A project manages delivery of a dataset to one or more jobs. Each individual job independently requests files from the project, continuing until there are none left.

Running a project

Choose a project name: this must be unique, so some combination of username and time is a reasonable place to start. Then start the project with the /startProject interface passing it the station name, project name, and dataset definition. This interface returns the URL to use for future operations. The URL for a running project can also be retrieved by the /findProject interface, so all that batch jobs can obtain the URL as long as they know the project name.

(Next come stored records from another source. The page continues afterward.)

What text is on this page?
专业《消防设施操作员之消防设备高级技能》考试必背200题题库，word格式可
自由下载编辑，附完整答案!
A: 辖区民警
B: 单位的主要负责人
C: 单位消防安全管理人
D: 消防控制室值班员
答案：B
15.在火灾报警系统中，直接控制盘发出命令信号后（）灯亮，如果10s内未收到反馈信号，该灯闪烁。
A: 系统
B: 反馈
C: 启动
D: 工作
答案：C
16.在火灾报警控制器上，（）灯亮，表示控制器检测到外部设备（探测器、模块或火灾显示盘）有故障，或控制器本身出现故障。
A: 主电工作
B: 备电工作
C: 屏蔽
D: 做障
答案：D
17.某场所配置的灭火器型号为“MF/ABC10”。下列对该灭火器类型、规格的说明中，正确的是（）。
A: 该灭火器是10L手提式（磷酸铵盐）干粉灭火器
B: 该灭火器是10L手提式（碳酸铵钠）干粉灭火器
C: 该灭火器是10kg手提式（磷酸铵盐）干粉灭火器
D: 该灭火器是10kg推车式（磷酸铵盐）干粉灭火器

Each separate job calls the /establishProcess interface in order to register itself with the project. This returns the consumer process ID. Each consumer process represents a separate stream of file deliveries and has a different ID.

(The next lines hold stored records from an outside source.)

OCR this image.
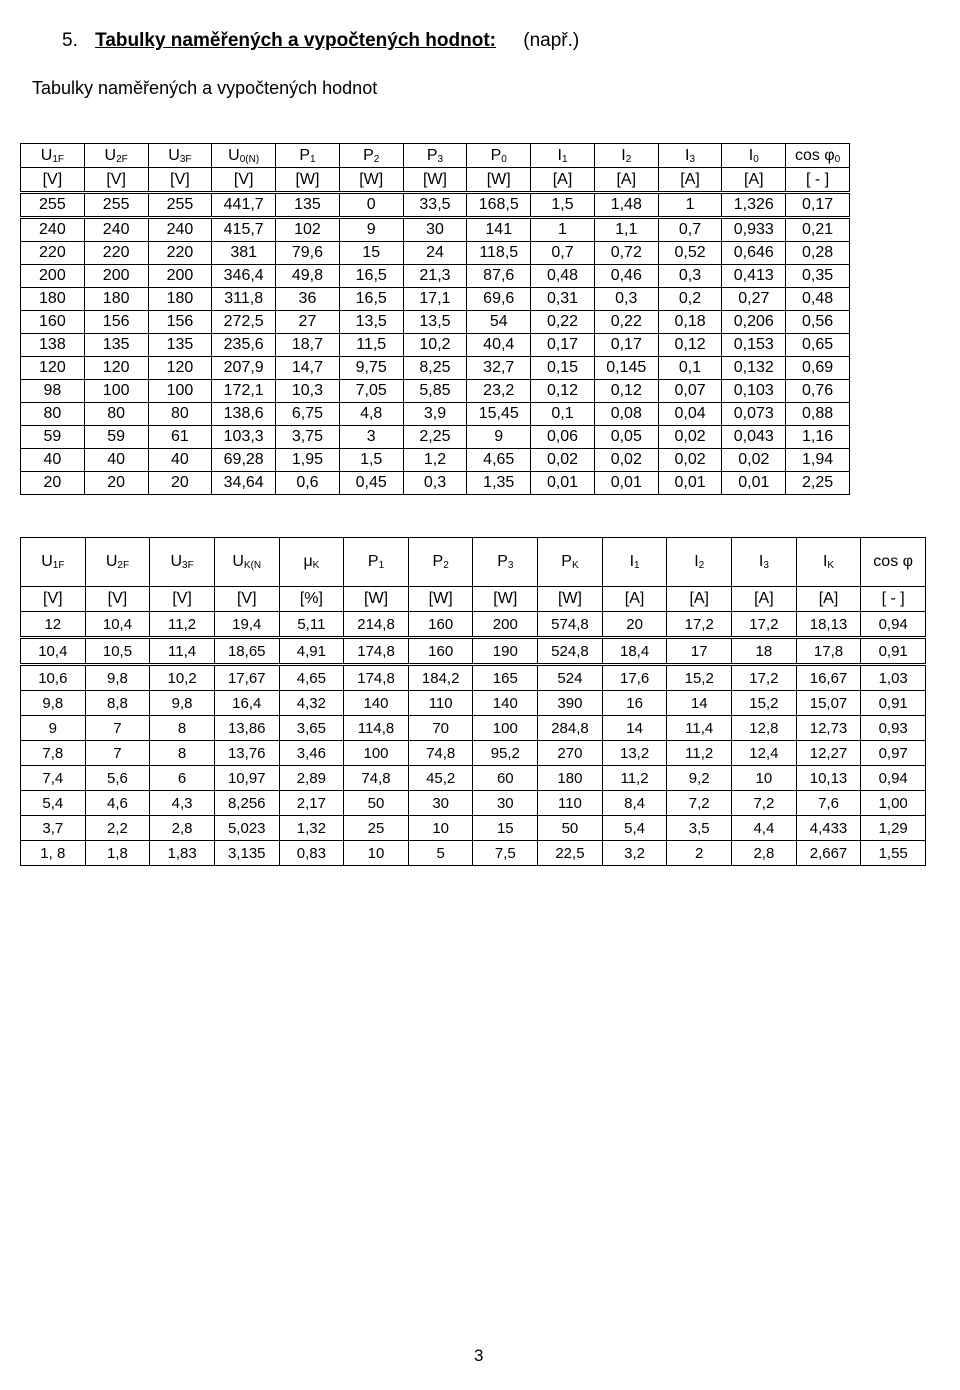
5. Tabulky naměřených a vypočtených hodnot: (např.)
Tabulky naměřených a vypočtených hodnot
$U_{1F}$	$U_{2F}$	$U_{3F}$	$U_{0(N)}$	$P_1$	$P_2$	$P_3$	$P_0$	$I_1$	$I_2$	$I_3$	$I_0$	$\cos \varphi_0$
[V]	[V]	[V]	[V]	[W]	[W]	[W]	[W]	[A]	[A]	[A]	[A]	[ - ]
255	255	255	441,7	135	0	33,5	168,5	1,5	1,48	1	1,326	0,17
240	240	240	415,7	102	9	30	141	1	1,1	0,7	0,933	0,21
220	220	220	381	79,6	15	24	118,5	0,7	0,72	0,52	0,646	0,28
200	200	200	346,4	49,8	16,5	21,3	87,6	0,48	0,46	0,3	0,413	0,35
180	180	180	311,8	36	16,5	17,1	69,6	0,31	0,3	0,2	0,27	0,48
160	156	156	272,5	27	13,5	13,5	54	0,22	0,22	0,18	0,206	0,56
138	135	135	235,6	18,7	11,5	10,2	40,4	0,17	0,17	0,12	0,153	0,65
120	120	120	207,9	14,7	9,75	8,25	32,7	0,15	0,145	0,1	0,132	0,69
98	100	100	172,1	10,3	7,05	5,85	23,2	0,12	0,12	0,07	0,103	0,76
80	80	80	138,6	6,75	4,8	3,9	15,45	0,1	0,08	0,04	0,073	0,88
59	59	61	103,3	3,75	3	2,25	9	0,06	0,05	0,02	0,043	1,16
40	40	40	69,28	1,95	1,5	1,2	4,65	0,02	0,02	0,02	0,02	1,94
20	20	20	34,64	0,6	0,45	0,3	1,35	0,01	0,01	0,01	0,01	2,25
$U_{1F}$	$U_{2F}$	$U_{3F}$	$U_{K(N}$	$\mu_K$	$P_1$	$P_2$	$P_3$	$P_K$	$I_1$	$I_2$	$I_3$	$I_K$	cos φ
[V]	[V]	[V]	[V]	[%]	[W]	[W]	[W]	[W]	[A]	[A]	[A]	[A]	[ - ]
12	10,4	11,2	19,4	5,11	214,8	160	200	574,8	20	17,2	17,2	18,13	0,94
10,4	10,5	11,4	18,65	4,91	174,8	160	190	524,8	18,4	17	18	17,8	0,91
10,6	9,8	10,2	17,67	4,65	174,8	184,2	165	524	17,6	15,2	17,2	16,67	1,03
9,8	8,8	9,8	16,4	4,32	140	110	140	390	16	14	15,2	15,07	0,91
9	7	8	13,86	3,65	114,8	70	100	284,8	14	11,4	12,8	12,73	0,93
7,8	7	8	13,76	3,46	100	74,8	95,2	270	13,2	11,2	12,4	12,27	0,97
7,4	5,6	6	10,97	2,89	74,8	45,2	60	180	11,2	9,2	10	10,13	0,94
5,4	4,6	4,3	8,256	2,17	50	30	30	110	8,4	7,2	7,2	7,6	1,00
3,7	2,2	2,8	5,023	1,32	25	10	15	50	5,4	3,5	4,4	4,433	1,29
1, 8	1,8	1,83	3,135	0,83	10	5	7,5	22,5	3,2	2	2,8	2,667	1,55
3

Each consumer process loop calls the /getNextFile interface in a loop. This interface can return http status code 204, which means no more files are available for this consumer. Or it can return status code 202, which means there are no files currently available but it is trying to obtain more. The body text in this case returns a descriptive text string followed by a colon followed by the suggested number of seconds before the client should query again. Finally, /getNextFile can return status 200 and a response, the first line of which is the access URL for a file [currently only file:// URLs are supported, but this may change in the future].

When the job has completed processing each file it must call the /releaseFile interface with the filename and the status of the file. A status of 'ok' will mark the file as successfully processed. Any other status will mark it as unsuccessful.

Processes that have delivered all the available files are automatically marked as finished, but if desired the /endProcess interface may be used to explicitly end a process.

When the job has completely finished processing, including tasks such as returning the output to the user, the /setStatus interface may be used to mark it as 'complete' (for recovery purposes).

Once all consumer processes have completed, then the /endProject interface should be used to terminate the project. After this is done the project is no longer usable.